Google Chromebook with dock-able Android device could be in the works

May 19, 2014

    ASUS PadFone 2 1

    Concepts like ASUS’ Transformer and Padfone series are great conversation-starters and very unique apparatuses. The idea of having multiple components/devices, and being able to make them work together is certainly engrossing – but is it what we are looking for? It appears Google is willing to bet on it.

    The Search Giant was granted US patent #8,649,821 last February. It revolves around a concept of a phone docking into a laptop computer. But this is unlike what we have seen in the past.

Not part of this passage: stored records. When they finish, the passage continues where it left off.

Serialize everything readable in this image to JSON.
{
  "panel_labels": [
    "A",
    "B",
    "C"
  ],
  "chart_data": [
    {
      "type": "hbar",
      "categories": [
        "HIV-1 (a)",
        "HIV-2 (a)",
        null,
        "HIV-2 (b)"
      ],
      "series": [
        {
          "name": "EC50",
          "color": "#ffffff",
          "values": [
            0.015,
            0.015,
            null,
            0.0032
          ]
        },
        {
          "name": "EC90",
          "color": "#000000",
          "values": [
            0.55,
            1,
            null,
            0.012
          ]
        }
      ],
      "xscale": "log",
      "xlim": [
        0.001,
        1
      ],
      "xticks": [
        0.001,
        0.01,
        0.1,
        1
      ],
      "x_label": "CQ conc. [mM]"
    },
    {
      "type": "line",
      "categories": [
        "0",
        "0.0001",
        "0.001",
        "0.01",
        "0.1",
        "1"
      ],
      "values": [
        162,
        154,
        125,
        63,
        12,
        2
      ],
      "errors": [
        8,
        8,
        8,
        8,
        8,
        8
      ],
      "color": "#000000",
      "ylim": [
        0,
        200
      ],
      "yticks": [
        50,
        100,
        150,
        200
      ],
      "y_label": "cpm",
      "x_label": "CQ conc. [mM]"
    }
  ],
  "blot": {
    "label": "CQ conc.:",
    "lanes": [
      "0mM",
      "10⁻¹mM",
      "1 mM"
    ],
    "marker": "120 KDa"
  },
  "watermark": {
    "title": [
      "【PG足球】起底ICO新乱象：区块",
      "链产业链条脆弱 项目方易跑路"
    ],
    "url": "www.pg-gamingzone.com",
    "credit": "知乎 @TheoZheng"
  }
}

    How is Google’s concept different?

    Of course, we can assume Google would use Android and Chrome OS as the main platforms in this project. But how could this make any sense? Other manufacturers have made the smartphone the brains of the contraption. The tablet, laptop dock and any other components simply take the phone’s processing power and storage.

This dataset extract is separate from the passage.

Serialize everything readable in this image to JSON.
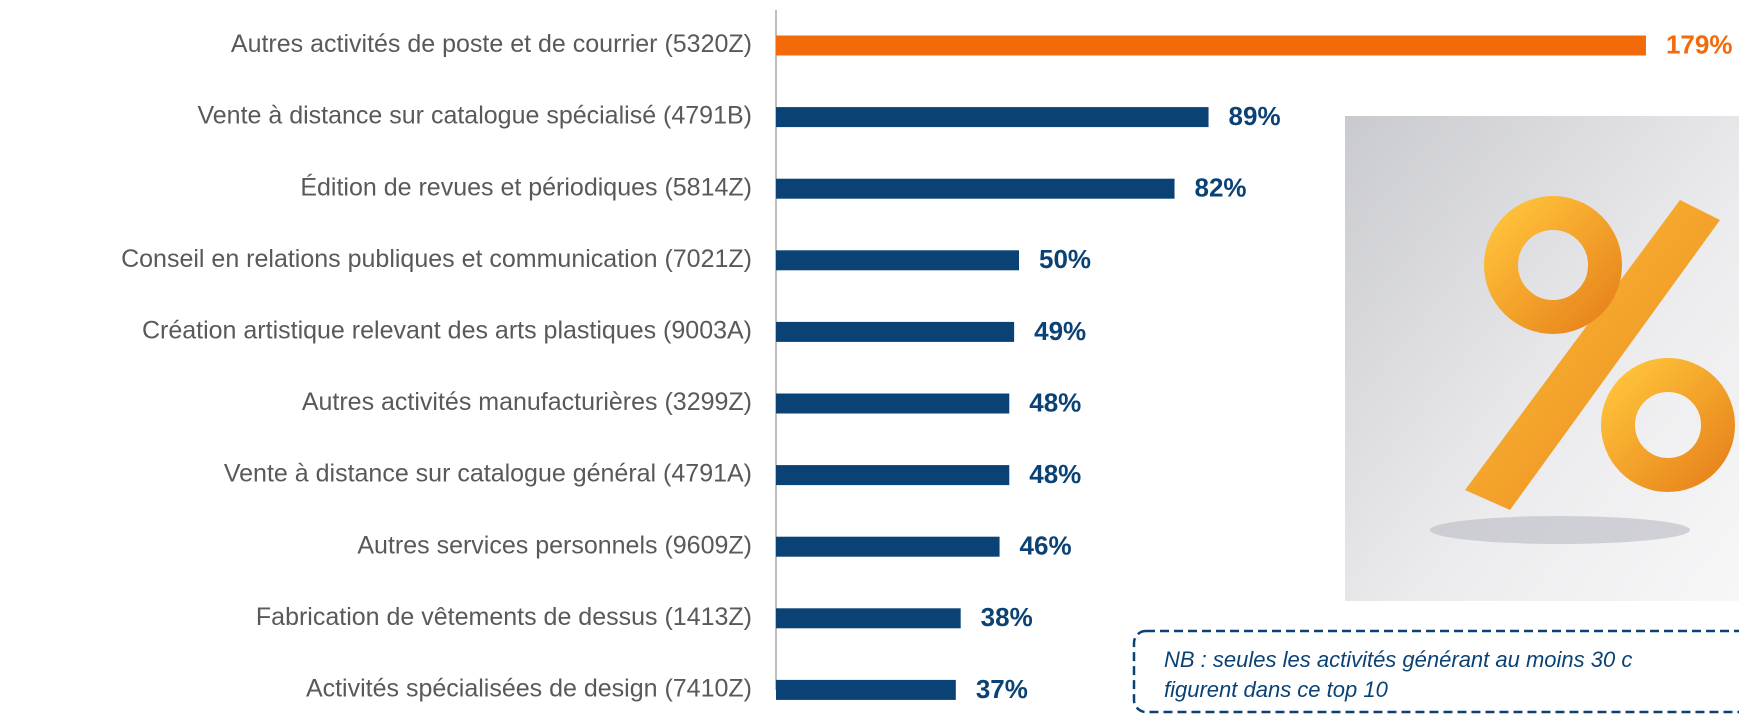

    patent-chromebook-android

    Their larger screens become a form of extension to the smartphone, if you will. Google’s new combo would work the opposite way – both devices would work separately and take advantage only of the parts they need from each other. For example, the laptop would be able to use the cellphone’s cellular antennas for data; or the phone could act as a speaker/microphone for the laptop’s VOIP calls. Likewise, the phone could take advantage of the laptop’s speakers and battery.

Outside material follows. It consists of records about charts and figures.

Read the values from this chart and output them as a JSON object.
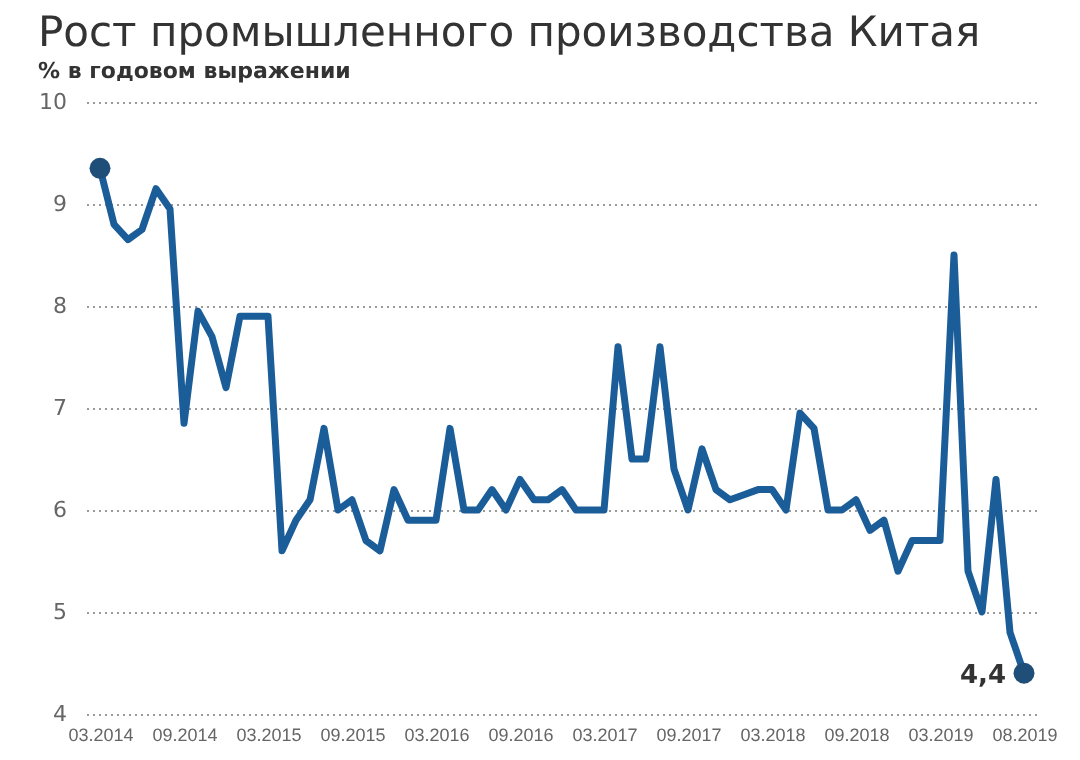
{
  "chart_data": {
    "type": "line",
    "title": "Рост промышленного производства Китая",
    "subtitle": "% в годовом выражении",
    "categories": [
      "03.2014",
      null,
      null,
      null,
      null,
      null,
      "09.2014",
      null,
      null,
      null,
      null,
      null,
      "03.2015",
      null,
      null,
      null,
      null,
      null,
      "09.2015",
      null,
      null,
      null,
      null,
      null,
      "03.2016",
      null,
      null,
      null,
      null,
      null,
      "09.2016",
      null,
      null,
      null,
      null,
      null,
      "03.2017",
      null,
      null,
      null,
      null,
      null,
      "09.2017",
      null,
      null,
      null,
      null,
      null,
      "03.2018",
      null,
      null,
      null,
      null,
      null,
      "09.2018",
      null,
      null,
      null,
      null,
      null,
      "03.2019",
      null,
      null,
      null,
      null,
      null,
      "08.2019"
    ],
    "series": [
      {
        "color": "#1b5d98",
        "values": [
          9.35,
          8.8,
          8.65,
          8.75,
          9.15,
          8.95,
          6.85,
          7.95,
          7.7,
          7.2,
          7.9,
          7.9,
          7.9,
          5.6,
          5.9,
          6.1,
          6.8,
          6.0,
          6.1,
          5.7,
          5.6,
          6.2,
          5.9,
          5.9,
          5.9,
          6.8,
          6.0,
          6.0,
          6.2,
          6.0,
          6.3,
          6.1,
          6.1,
          6.2,
          6.0,
          6.0,
          6.0,
          7.6,
          6.5,
          6.5,
          7.6,
          6.4,
          6.0,
          6.6,
          6.2,
          6.1,
          6.15,
          6.2,
          6.2,
          6.0,
          6.95,
          6.8,
          6.0,
          6.0,
          6.1,
          5.8,
          5.9,
          5.4,
          5.7,
          5.7,
          5.7,
          8.5,
          5.4,
          5.0,
          6.3,
          4.8,
          4.4
        ]
      },
      {
        "type": "scatter",
        "color": "#1f4e79",
        "values": [
          9.35,
          null,
          null,
          null,
          null,
          null,
          null,
          null,
          null,
          null,
          null,
          null,
          null,
          null,
          null,
          null,
          null,
          null,
          null,
          null,
          null,
          null,
          null,
          null,
          null,
          null,
          null,
          null,
          null,
          null,
          null,
          null,
          null,
          null,
          null,
          null,
          null,
          null,
          null,
          null,
          null,
          null,
          null,
          null,
          null,
          null,
          null,
          null,
          null,
          null,
          null,
          null,
          null,
          null,
          null,
          null,
          null,
          null,
          null,
          null,
          null,
          null,
          null,
          null,
          null,
          null,
          4.4
        ]
      }
    ],
    "annotations": [
      {
        "text": "4,4",
        "x": "08.2019",
        "y": 4.4
      }
    ],
    "ylim": [
      4,
      10
    ],
    "yticks": [
      4,
      5,
      6,
      7,
      8,
      9,
      10
    ],
    "grid": "y",
    "line_style": "solid"
  }
}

    Motorola-Atrix-Laptop-Dock

    Android and Chrome OS working together?

    If our assumptions are correct, Google would create a connection between both platforms, allowing them to work seamlessly. It’s assumed this device would not use microUSB to create this connection, so it would take advantage of some form of proprietary connector.

    Chromebook PIxel logo AA

    Aside from all the technical factors, though, how well can Android and Chrome OS work in tandem? In essence, this would be more of a hardware partnership than it would be a software crossover. They would just code both devices to take advantage of each others parts. There would also not be much of a need for storage sharing, as Chromebooks work mostly in the cloud. This means files could be shared via Google Drive, Music, Photos and the like. Regardless, this may be a step into a long-rumored future where Android and Chrome OS either work amazingly close or become one.

    Don’t get your hopes up, though. This is nothing but a patent filing. Such device(s) could be announced soon, in a long time, or never.

    Comments

    • poop

      But we’re all hoping it’s sooner or later rather than never.

    • Jesse Afolabi

      it would be amazing if google makes this work….looking forward to the future of android/chromeOS

      • Keg Man

        the sooner they do, the closer they come to world domination

    • Daniel Francis

      If I have a quad core S4, which is the more than my Microsoft laptop. Then why do I need a tablet or chromebook to do anything? It has the ability to deal with everyday and all Android games I’ve found. All we need is a tablet, or laptop that you can slot your android phone into that provides a larger screen and if you want a keyboard. Ideally with extra battery like the Transformer. This Japanese company have tried it, with some success buy it’s not quite there yet:http://www.migoaltech.com/products-detail.php?ProId=12

      We have the power in our phones. We just need need the periferals make them awesome!

      • wat

        Some people need more than mobile games, a web browser and word processing software. Admittedly it is few, probably 5% of computing users.

      • Keg Man

        based on my limited knowledge, a quad core phone is no where near a quad core desktop. I assume a laptop is somewhere in between

    • Fabian Taveras

      Didn’t the atrix do something similar to this?

    • Fer

      A lagtop

      • Salman Thaw

        LOL. Not sure if you’re trolling or not, but that’s actually a funny line.

        • Fer

          A bit of both

    • Otto Andersson

      This is a good way to make chrome books a lot more useful. I still prefer the idea of having a Linux Os on my phone that becomes a full independent desktop when hooked up to a monitor or docking station.

    • wat

      Already exists

    • Shark Bait

      I love my chrome book, and the one feature I want is more integration with my phone. Personally I don’t care for a physical link, but an invisable one would be great.
      With just a tap of NFC, I’d like to be able to text off my chrome book, WiFi tethering and also use it like a remote desktop, I could still use android apps and games, but running off my Phone, simply mirrored to my Chromebook.
      I think this could be a killer feature to attract some of the millions of android users, as well as opening up chrome os to the millions of phones out there!! Its also kind of a work around for those people who cry about it not working offline

      • V-Phuc

        Chromebooks in their current form are just too weak for any serious game. For any other stuff, they’re OK.

    • Ashley Johnson
    • szig00

      Looks like the Motorola Lapdock – which users, included this writer, loved but Motorola crapped out on. After my experience with the Lapdock it’ll be a long time before I put down a couple hundred bucks on a phone extender.